Размер шрифта
-
+

Аппетит - стр. 37

«Но где ее одежда, дядя?»

«Она у меня вот тут. Подойди посмотри».

Он подвел меня к заляпанному столу на козлах. Я не увидел там никакой одежды, только множество горшочков и бутылочек, и кусков камня, и две ступки с пестами – одну большую, одну маленькую. Я, наверное, нахмурился и принялся недоуменно чесать задницу.

– Там всегда был полный хаос, – поведал я Тессине. – А потом он наклоняется и неуклюже роется среди всех этих штук – настоящих сокровищ: кусков малахита и ляпис-лазури, костей… И с чем он вылезает?

«Это яйцо», – сообщил я ему с некоторым снисходительным, усталым-от-мира терпением, которое удается только пятилетним детям.

«Верно подмечено – мои поздравления!

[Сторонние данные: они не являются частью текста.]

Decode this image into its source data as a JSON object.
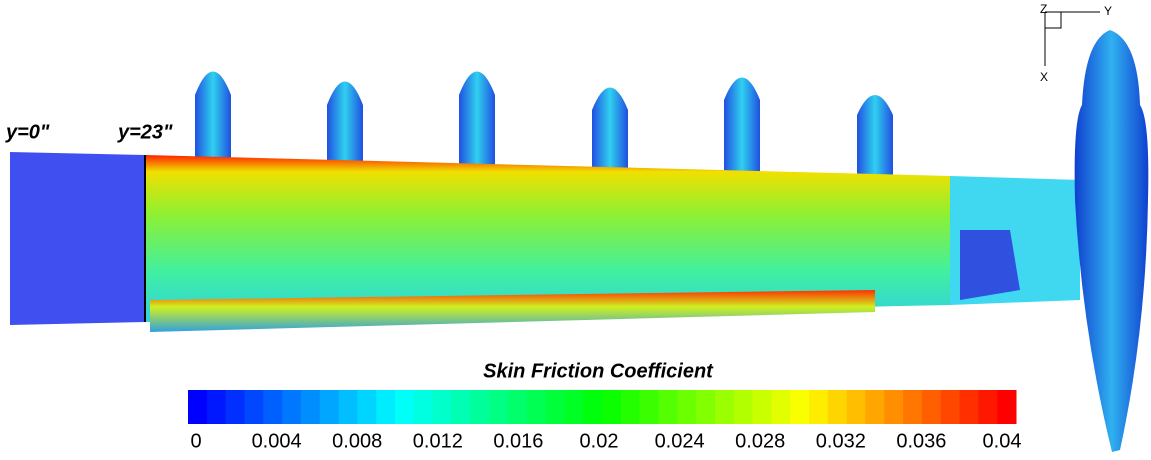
{
  "labels": {
    "station_root": "y=0\"",
    "station_break": "y=23\""
  },
  "triad": {
    "z": "Z",
    "y": "Y",
    "x": "X"
  },
  "colorbar": {
    "title": "Skin Friction Coefficient",
    "range": [
      0,
      0.04
    ],
    "ticks": [
      0,
      0.004,
      0.008,
      0.012,
      0.016,
      0.02,
      0.024,
      0.028,
      0.032,
      0.036,
      0.04
    ],
    "colors": [
      "#0000ff",
      "#00ffff",
      "#00ff00",
      "#ffff00",
      "#ff0000"
    ]
  }
}
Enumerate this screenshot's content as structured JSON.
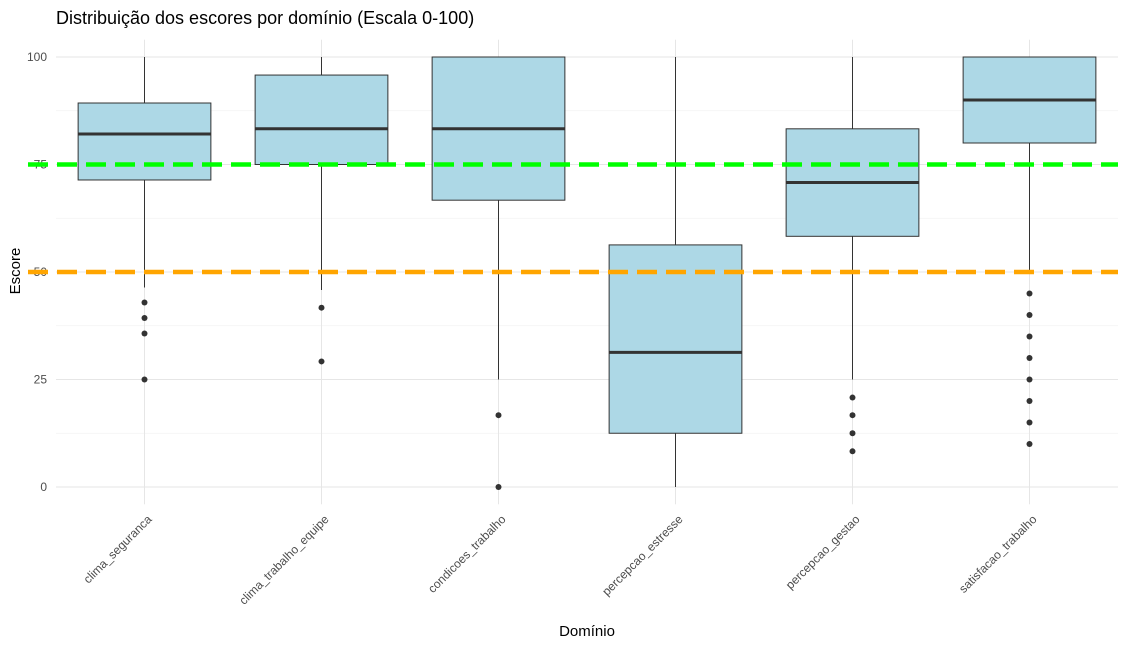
{
  "chart_data": {
    "type": "boxplot",
    "title": "Distribuição dos escores por domínio (Escala 0-100)",
    "xlabel": "Domínio",
    "ylabel": "Escore",
    "ylim": [
      -4,
      104
    ],
    "yticks": [
      0,
      25,
      50,
      75,
      100
    ],
    "ytick_labels": [
      "0",
      "25",
      "50",
      "75",
      "100"
    ],
    "grid": true,
    "box_fill": "#add8e6",
    "reference_lines": [
      {
        "y": 75,
        "color": "#00ff00",
        "style": "dashed"
      },
      {
        "y": 50,
        "color": "#ffa500",
        "style": "dashed"
      }
    ],
    "categories": [
      "clima_seguranca",
      "clima_trabalho_equipe",
      "condicoes_trabalho",
      "percepcao_estresse",
      "percepcao_gestao",
      "satisfacao_trabalho"
    ],
    "boxes": [
      {
        "whisker_low": 46.4,
        "q1": 71.4,
        "median": 82.1,
        "q3": 89.3,
        "whisker_high": 100,
        "outliers": [
          42.9,
          39.3,
          35.7,
          25
        ]
      },
      {
        "whisker_low": 45.8,
        "q1": 75,
        "median": 83.3,
        "q3": 95.8,
        "whisker_high": 100,
        "outliers": [
          41.7,
          29.2
        ]
      },
      {
        "whisker_low": 25,
        "q1": 66.7,
        "median": 83.3,
        "q3": 100,
        "whisker_high": 100,
        "outliers": [
          16.7,
          0
        ]
      },
      {
        "whisker_low": 0,
        "q1": 12.5,
        "median": 31.3,
        "q3": 56.3,
        "whisker_high": 100,
        "outliers": []
      },
      {
        "whisker_low": 25,
        "q1": 58.3,
        "median": 70.8,
        "q3": 83.3,
        "whisker_high": 100,
        "outliers": [
          20.8,
          16.7,
          12.5,
          8.3
        ]
      },
      {
        "whisker_low": 50,
        "q1": 80,
        "median": 90,
        "q3": 100,
        "whisker_high": 100,
        "outliers": [
          45,
          40,
          35,
          30,
          25,
          20,
          15,
          10
        ]
      }
    ]
  }
}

Возьми его».

Я взял, весело глядя на Филиппо.

«Теперь смотри».

Словно по волшебству, в дядиной руке появилось еще одно яйцо. Он ударил его о край глиняного горшочка. С превеликой осторожностью разломил скорлупу надвое и позволил белку плюхнуться в горшочек. Потом протянул половинку скорлупы мне. В ней лежал желток, чуть сморщенный, совершенный, золотой. Очередным колдовским жестом Филиппо достал белый платок, положил его на освобожденный от хлама угол стола и нежно и ловко опрокинул желток на платок. Тот чуть прокатился и остановился, подрагивая. Дядя поднимал угол платка, пока золотой шарик не начал неторопливо скатываться по маленькой горке из белой ткани, оставляя поблескивающий улиточный след. Последние остатки белка сходили нитями.

К моему изумлению, дядя Филиппо наклонился, прикусив язык, и поднял желток самыми кончиками пальцев.

«Дай мне вот это, – сказал он, указывая на квадратное блюдо из простого белого стекла. – И вот это, – на меньшую ступку.

Я послушался.

– Хороший парень. Теперь стилус. – (Я вытаращился на него, открыв рот.) – Острая штука вон там, – пояснил дядя.

Я передал ему эту штуковину. Очень мягко он надавил стилусом на мешочек яичного желтка. Тот вдавился и прорвался. Капля золотой жидкости вытекла наружу и упала на стеклянное блюдо. Потом еще одна и еще, пока мешочек не опустел, а блюдо не наполнилось желтым.

«Вот так. Теперь давай ты сделай».

И я сделал. Не помню точно, что и как делал, ловко ли отделился белок от желтка, пережил ли желток платок, приготовил ли я полноценную смесь стилусом. Что навсегда застряло в моей памяти – так это лужица желтого на блюде, может, моя, а скорее, Филиппо, и рука моего дяди, держащая мастихин и стряхивающая с него скучный сероватый порошок в кучку рядом с желтком. Потом он вручил мастихин мне.

«Пигмент. Перемешивай, Нино».

Неуклюже я подтолкнул немного порошка к желтку и повозил мастихином по кругу. Я оказался не готов к тому, что произошло дальше: не готов к цвету. Чистый синий, чистый, глубокий синий. Глубже, чем августовское небо в полдень, когда оно кажется шлемом из полированного металла, висящим над городом. Ярче, чем синие глаза моей подруги Тессины, которые, по словам старух с нашей улицы, будут самыми красивыми во всей Флоренции.